Hi Bill,
On 03/06/2014 03:00 PM, Bill Deegan wrote:
> The issue was that when the package (scons-2.3.0 or any version on
> pypi) was installed, pip seems to be calling setup.py with
> the --single-version-externally-managed flag which doesn't exist in
> distutils and failing.
> (you can try via "pip install scons")
>
> The suggested fix I found on stackoverflow (I think) was to detect that
> it was being run by pip and then to import setuputils instead.
In general, this is not necessary.
> Is it expected that pip would be calling setup.py with the
> --single-version-externally-managed flag?
Yes.
> Or I guess the real question, is what's the "correct" way to resolve
> this issue.
I haven't tested this, but I would guess that if you use "cmdclass" to
override the "install" command class (as scons' setup.py does), you need
to make your version of "install" a subclass of setuptools' version, not
distutils', otherwise it won't work with pip. I suppose if you really
want to, you could do this conditionally only if you find
"--single-version-externally-managed" in sys.argv, but if possible I'd
say you should either a) eliminate your custom install cmdclass, or b)
just always build on setuptools rather than distutils.

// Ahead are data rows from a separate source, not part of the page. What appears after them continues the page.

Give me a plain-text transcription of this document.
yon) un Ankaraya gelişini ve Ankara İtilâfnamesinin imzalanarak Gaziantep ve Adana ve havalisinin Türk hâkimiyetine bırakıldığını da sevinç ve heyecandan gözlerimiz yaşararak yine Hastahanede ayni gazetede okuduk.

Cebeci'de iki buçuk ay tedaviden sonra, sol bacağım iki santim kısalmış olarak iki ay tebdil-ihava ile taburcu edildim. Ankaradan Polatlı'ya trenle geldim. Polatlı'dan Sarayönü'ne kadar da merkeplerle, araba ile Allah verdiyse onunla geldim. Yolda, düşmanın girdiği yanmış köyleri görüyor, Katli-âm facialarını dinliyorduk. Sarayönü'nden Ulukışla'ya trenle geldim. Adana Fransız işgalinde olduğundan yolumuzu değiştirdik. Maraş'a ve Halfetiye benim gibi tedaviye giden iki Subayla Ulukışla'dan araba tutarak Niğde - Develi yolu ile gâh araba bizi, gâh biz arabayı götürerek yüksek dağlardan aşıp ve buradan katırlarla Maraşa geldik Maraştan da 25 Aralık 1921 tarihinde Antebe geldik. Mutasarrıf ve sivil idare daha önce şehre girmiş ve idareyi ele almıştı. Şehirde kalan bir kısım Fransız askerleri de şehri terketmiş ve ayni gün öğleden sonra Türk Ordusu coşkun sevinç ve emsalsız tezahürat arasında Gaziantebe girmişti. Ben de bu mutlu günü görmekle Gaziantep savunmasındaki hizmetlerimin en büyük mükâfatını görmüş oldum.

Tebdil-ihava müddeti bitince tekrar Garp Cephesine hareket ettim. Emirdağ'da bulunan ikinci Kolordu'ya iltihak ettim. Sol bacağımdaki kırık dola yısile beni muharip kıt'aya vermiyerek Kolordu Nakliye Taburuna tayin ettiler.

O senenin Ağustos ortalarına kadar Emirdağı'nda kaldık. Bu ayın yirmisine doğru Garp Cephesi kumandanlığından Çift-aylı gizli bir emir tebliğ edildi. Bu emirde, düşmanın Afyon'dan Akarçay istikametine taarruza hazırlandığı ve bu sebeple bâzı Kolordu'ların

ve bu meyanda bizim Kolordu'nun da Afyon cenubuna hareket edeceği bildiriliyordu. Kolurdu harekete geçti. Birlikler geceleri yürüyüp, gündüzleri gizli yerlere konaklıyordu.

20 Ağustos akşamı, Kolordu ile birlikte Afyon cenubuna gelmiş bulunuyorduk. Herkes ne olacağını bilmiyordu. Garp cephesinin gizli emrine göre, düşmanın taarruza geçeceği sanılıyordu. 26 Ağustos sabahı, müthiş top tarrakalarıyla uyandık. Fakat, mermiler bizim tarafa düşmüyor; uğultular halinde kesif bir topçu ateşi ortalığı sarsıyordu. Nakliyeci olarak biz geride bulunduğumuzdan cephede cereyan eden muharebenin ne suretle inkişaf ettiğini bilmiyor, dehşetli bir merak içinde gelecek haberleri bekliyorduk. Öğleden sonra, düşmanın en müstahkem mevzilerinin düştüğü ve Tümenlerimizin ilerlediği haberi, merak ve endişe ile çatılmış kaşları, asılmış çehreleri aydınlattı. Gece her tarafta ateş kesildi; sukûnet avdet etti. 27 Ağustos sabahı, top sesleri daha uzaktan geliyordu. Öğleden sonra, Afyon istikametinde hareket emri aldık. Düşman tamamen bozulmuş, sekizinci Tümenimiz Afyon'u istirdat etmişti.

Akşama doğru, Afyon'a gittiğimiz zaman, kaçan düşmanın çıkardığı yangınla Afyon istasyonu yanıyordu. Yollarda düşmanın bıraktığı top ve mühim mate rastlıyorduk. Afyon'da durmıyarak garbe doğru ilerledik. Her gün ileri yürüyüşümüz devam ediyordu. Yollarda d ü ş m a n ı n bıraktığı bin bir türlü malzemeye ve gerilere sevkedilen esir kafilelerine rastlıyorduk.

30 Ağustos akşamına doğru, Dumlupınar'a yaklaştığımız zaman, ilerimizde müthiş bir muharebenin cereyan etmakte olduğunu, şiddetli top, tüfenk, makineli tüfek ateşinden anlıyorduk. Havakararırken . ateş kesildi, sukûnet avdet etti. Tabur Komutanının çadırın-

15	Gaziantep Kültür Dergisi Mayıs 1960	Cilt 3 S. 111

When it is imported, setuptools monkeypatches distutils to replace some
of distutils' default command classes with its own. Pip executes
setup.py in a special way that forces an import of setuptools (and thus
executes setuptools' monkeypatch), even for projects whose setup.py uses
only distutils. This allows pip to treat all setup.py's the same, and
assume they all support setuptools features. But by supplying your own
custom cmdclass for install that inherits from distutils, you prevent
this monkeypatch from taking effect.